Before, when the religious ceremonies were included, villagers had to start organising the festival more than a month in advance.

On the third day of Tet, the elderly held a ritual to open the village communal house’s doors, preparing it for the festival the next morning.

That next morning, a delegation of villagers marched with ancient tablets, flags and others items from the communal house to a river in the north of the village, where they worshipped and asked permission from heaven and earth deities to get clean water from the middle of the Cau River.

They would use this water for worshipping the rest of the year.

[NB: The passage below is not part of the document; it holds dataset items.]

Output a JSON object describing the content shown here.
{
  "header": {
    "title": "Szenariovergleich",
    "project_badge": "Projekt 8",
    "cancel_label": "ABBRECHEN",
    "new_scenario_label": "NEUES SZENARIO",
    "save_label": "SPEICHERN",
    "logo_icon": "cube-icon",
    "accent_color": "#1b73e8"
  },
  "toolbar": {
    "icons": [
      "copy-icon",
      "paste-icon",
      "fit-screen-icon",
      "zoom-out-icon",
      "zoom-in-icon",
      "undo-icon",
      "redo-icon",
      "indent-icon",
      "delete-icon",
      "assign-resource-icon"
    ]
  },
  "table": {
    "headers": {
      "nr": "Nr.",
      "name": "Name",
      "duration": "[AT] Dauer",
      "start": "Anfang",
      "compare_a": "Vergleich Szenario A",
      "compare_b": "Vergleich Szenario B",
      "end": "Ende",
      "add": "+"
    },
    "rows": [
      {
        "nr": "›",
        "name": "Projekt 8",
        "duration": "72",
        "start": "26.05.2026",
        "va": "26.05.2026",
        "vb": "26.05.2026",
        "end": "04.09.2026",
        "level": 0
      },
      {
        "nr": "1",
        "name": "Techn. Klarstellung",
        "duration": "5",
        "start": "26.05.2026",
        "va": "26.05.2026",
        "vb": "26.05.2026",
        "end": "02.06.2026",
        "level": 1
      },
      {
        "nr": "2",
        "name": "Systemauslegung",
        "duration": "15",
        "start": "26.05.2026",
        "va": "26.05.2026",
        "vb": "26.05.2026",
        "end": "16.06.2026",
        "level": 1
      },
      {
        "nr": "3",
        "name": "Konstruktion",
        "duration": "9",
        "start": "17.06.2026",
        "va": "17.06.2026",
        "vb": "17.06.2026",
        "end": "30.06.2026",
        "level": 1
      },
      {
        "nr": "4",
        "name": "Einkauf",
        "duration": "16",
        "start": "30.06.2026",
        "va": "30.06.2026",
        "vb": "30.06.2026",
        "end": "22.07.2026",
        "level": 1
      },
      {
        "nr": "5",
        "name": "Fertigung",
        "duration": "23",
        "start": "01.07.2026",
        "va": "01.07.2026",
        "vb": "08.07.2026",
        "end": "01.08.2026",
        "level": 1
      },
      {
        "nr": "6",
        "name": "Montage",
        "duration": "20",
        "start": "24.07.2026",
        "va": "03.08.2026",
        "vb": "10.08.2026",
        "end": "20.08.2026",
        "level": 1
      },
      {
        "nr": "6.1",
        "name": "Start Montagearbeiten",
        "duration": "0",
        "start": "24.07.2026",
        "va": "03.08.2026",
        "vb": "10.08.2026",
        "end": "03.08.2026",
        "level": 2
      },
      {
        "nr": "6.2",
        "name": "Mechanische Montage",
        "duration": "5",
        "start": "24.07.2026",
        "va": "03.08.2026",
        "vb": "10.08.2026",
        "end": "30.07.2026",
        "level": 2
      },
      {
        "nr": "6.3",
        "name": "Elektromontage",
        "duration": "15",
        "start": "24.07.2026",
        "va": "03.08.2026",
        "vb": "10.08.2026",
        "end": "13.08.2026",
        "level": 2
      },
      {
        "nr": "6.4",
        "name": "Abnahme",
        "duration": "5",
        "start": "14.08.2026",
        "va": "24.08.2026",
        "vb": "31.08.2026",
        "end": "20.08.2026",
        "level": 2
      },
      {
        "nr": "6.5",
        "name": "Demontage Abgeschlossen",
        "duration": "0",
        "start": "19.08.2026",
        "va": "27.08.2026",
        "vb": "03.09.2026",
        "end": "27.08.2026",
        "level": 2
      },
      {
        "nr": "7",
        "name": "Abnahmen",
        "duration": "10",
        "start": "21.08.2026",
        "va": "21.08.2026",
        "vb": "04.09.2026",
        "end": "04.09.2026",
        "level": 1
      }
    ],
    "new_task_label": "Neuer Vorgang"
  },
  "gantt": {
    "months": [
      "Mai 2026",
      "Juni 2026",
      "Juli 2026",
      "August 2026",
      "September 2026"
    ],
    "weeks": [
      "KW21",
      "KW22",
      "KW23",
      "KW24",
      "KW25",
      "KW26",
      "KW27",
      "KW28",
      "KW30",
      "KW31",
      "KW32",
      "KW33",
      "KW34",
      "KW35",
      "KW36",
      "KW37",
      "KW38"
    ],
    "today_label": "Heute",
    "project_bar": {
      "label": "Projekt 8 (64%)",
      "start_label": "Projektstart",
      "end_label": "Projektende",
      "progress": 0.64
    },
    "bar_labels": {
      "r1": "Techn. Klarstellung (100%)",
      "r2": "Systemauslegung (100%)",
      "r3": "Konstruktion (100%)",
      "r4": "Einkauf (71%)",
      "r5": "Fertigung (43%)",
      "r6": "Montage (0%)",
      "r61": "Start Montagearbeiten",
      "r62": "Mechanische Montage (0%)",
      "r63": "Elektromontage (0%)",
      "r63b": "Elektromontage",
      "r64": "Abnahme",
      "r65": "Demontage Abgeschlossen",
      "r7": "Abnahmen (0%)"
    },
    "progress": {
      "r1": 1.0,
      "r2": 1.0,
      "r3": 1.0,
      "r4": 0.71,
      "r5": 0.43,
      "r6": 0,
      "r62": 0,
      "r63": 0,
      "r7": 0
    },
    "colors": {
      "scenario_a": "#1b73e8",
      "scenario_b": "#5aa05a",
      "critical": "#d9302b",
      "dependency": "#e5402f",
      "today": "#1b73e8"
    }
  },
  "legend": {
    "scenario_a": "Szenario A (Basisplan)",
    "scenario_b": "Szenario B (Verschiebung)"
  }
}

The delegation then brought water back to the communal house. They sprayed villagers with the ceremonial water to protect them, and give them comfort and good health.

Then, in the afternoon, villagers turned their attention toward the tug-of-war game.

The village head, Nguyen Van Huynh, said healthy men around 40 must buy the bamboo.

Their family should not be in mourning, and they should have both male and female children. The pullers should also be healthy, but between 30 and 37 years old.

Tran Van The, who bought the bamboo many times, said the trees should be more than 20m long, without damage from ants or worms. Most importantly, they should be planted by a family that is not mourning.

In the old days, The would be able to find a suitable tree in the village. But most bamboo trees have been lost in the wave of urbanisation, so it takes a lot more time and travel now to find them.

After choosing, The cut the tree to mark it, to remember it until the last day of the lunar year when healthy male villagers came and cut the trees down to bring them home, The said.

The men then shaved the trees’ skin, bore holes in them and linked them together with two shoulder poles, before hanging them in front of the communal house’s doors for worship until the festival opens.

The organiser divided 70 healthy men into two teams. They held on firmly to the bamboo until the organiser gave them the signal to start pulling. The team that won two out of three matches won.